Cheryl Kaye Tardif, author & marketing coach said...

Karen, thanks for dropping by. I think many of the smaller publishers are struggling right now, and some of the big ones. Regarding the active contract you're still bound by, I'd suggest that you have an entertainment or contract lawyer take a look. They'll know best what to do. The other thing you might want to do is simply ask the publisher if you can take your work elsewhere since you know they're struggling. Again, it's best to get the answer in writing, or at the very least, save your emails from him.

*I'm not a lawyer, so these are just my opinions.

Cheryl Kaye Tardif, author & marketing coach said...
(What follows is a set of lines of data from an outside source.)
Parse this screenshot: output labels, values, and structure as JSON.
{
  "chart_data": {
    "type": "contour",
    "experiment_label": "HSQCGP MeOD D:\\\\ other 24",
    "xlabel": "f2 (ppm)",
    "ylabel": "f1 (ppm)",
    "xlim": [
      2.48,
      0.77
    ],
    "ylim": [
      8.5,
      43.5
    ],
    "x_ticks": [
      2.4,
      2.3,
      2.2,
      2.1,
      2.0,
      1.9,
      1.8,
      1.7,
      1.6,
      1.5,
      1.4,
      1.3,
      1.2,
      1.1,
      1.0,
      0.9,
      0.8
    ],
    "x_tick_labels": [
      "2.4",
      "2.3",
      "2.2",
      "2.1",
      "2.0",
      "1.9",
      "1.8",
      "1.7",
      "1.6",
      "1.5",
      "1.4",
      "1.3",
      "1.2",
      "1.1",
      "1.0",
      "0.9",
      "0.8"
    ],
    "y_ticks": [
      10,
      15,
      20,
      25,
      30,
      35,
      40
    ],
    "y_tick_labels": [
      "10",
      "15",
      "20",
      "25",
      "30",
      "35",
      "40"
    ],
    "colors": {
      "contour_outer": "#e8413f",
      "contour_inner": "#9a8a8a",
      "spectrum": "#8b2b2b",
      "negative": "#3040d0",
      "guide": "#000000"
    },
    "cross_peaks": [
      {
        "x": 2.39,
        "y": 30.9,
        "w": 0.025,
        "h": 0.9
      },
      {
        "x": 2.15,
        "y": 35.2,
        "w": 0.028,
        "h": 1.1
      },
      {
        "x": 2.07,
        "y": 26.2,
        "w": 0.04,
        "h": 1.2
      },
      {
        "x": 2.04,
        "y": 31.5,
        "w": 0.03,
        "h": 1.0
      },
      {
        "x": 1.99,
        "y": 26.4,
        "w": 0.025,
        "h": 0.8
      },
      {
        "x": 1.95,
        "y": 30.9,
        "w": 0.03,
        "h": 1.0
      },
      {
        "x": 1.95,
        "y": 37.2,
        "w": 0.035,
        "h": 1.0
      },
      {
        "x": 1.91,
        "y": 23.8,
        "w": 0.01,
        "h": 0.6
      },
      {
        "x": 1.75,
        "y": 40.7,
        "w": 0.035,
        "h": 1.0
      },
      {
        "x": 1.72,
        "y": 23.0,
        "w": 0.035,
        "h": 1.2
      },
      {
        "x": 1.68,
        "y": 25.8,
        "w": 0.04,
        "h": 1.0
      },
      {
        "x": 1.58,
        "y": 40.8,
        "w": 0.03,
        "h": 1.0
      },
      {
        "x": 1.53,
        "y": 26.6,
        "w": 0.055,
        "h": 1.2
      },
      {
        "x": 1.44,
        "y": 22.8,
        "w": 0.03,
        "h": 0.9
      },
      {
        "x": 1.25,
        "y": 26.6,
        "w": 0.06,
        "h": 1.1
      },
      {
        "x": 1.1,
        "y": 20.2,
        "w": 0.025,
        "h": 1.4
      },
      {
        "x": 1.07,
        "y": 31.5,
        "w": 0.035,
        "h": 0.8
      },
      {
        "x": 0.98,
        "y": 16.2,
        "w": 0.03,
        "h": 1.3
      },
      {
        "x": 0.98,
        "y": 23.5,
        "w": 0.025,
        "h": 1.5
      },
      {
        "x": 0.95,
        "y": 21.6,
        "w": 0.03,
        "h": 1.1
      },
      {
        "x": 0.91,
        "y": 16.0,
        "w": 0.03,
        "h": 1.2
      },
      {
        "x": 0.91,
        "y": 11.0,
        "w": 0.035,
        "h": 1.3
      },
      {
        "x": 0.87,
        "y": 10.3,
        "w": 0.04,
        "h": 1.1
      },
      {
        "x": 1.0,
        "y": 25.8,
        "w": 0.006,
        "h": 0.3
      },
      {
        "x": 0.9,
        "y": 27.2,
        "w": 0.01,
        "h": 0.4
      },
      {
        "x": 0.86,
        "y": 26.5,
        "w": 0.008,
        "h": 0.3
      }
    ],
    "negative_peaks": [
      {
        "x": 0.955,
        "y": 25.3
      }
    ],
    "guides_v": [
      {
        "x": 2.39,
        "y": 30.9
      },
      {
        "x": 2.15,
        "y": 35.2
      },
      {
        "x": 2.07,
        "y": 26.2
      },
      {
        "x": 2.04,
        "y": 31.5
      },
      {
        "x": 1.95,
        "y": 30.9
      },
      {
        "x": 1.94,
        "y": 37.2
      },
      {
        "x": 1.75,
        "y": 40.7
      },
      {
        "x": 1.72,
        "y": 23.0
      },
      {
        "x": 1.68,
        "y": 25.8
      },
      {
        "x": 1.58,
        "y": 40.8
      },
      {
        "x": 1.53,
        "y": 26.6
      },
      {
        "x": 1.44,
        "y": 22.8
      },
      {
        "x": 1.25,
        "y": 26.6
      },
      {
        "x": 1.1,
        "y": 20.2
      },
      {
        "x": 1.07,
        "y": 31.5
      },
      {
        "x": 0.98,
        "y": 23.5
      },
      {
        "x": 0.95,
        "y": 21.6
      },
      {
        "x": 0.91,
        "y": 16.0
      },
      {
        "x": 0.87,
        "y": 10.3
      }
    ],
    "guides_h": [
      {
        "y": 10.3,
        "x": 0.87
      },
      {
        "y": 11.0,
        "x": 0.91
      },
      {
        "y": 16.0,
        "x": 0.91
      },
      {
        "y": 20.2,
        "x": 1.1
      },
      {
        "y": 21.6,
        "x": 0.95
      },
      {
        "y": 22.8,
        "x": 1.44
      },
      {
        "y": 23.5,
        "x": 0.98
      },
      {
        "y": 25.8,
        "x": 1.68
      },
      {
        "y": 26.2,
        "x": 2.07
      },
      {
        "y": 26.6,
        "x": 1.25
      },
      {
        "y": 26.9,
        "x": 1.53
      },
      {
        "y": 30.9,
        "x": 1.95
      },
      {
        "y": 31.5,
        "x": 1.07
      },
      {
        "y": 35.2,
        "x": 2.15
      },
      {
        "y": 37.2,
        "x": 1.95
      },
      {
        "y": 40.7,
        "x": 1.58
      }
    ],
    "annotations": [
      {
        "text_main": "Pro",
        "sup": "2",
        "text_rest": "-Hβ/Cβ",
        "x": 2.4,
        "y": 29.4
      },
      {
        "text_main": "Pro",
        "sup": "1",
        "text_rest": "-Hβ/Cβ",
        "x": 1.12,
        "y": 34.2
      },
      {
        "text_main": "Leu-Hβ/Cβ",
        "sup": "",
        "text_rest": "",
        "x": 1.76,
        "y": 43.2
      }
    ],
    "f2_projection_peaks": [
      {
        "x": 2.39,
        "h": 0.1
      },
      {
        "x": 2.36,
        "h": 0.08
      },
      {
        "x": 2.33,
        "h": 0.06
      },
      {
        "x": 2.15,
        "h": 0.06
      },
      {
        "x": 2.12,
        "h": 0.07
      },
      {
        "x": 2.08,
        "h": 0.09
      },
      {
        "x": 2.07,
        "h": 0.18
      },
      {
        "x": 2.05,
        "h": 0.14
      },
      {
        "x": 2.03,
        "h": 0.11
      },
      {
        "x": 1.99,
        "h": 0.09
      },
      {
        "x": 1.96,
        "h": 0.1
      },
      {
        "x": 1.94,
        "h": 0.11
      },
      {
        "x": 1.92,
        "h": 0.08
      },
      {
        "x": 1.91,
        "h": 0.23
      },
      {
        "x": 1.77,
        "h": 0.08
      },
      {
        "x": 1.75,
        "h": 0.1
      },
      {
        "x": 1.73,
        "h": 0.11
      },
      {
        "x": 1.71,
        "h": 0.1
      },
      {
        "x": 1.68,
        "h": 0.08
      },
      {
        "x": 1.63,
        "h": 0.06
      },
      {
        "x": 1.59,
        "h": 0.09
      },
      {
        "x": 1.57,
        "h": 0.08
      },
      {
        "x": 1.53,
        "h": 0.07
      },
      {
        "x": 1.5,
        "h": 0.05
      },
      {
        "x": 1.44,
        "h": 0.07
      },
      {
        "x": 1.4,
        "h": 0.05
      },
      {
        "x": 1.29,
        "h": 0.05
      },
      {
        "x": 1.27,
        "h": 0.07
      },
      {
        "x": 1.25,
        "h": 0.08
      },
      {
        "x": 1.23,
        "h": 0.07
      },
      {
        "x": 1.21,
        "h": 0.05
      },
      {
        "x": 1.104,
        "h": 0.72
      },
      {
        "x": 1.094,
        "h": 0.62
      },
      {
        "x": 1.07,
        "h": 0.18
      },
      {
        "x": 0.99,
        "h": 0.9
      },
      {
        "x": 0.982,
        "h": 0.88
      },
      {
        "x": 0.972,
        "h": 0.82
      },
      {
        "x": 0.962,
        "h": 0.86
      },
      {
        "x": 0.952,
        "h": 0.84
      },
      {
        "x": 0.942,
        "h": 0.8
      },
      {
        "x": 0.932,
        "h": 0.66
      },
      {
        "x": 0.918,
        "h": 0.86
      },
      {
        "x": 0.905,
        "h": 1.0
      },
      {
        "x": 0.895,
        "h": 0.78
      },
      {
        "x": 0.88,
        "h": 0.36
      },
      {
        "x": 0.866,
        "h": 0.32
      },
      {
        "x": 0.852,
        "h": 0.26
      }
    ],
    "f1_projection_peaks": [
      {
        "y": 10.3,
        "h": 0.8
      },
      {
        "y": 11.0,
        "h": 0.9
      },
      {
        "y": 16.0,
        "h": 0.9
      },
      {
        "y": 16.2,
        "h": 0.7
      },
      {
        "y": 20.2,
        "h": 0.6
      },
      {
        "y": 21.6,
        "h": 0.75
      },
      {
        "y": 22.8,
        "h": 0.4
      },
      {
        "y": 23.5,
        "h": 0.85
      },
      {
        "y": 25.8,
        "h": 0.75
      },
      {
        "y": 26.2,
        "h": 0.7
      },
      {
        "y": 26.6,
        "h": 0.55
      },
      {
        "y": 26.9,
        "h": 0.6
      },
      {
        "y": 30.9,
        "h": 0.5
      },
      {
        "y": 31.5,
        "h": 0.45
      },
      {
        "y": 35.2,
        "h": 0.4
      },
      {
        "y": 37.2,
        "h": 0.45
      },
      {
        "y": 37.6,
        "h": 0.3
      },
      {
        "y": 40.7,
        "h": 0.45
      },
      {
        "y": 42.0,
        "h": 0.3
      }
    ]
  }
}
Great tip about having a clear contract regarding rights reversion, Carl. Thanks for sharing it.

Eric Hammel said...

There's another way. On the assumption that publishers who send contracts late when they want your book will not deign to reply when they no longer want it, I write a reversion request that provides a date-certain, referring to language in the actual contract, on which I will assume the rights have reverted. I am a forty-book author and I have employed this technique at least twenty times without any blowback whatsoever when those books are reissued (usually by me). Again, I cite actual terms in the relevant contract language--written by the publisher.

none said...

Hi Cheryl,

I recently ran across this as I am currently in a situation with an unscrupulous publisher and I am trying to get my rights back.
Do you have any advice if the publisher is refusing to accept certified letters?

Cheryl Tardif said...

If a publisher will not accept certified letters and you cannot serve them personally, it's most likely time to get an entertainment lawyer involved. You best bet is to find one and get proper legal advice.

You can get free legal advice via The Authors Guild if you're a member.

Good luck!! It's a tough ride but worth it if you get your rights back.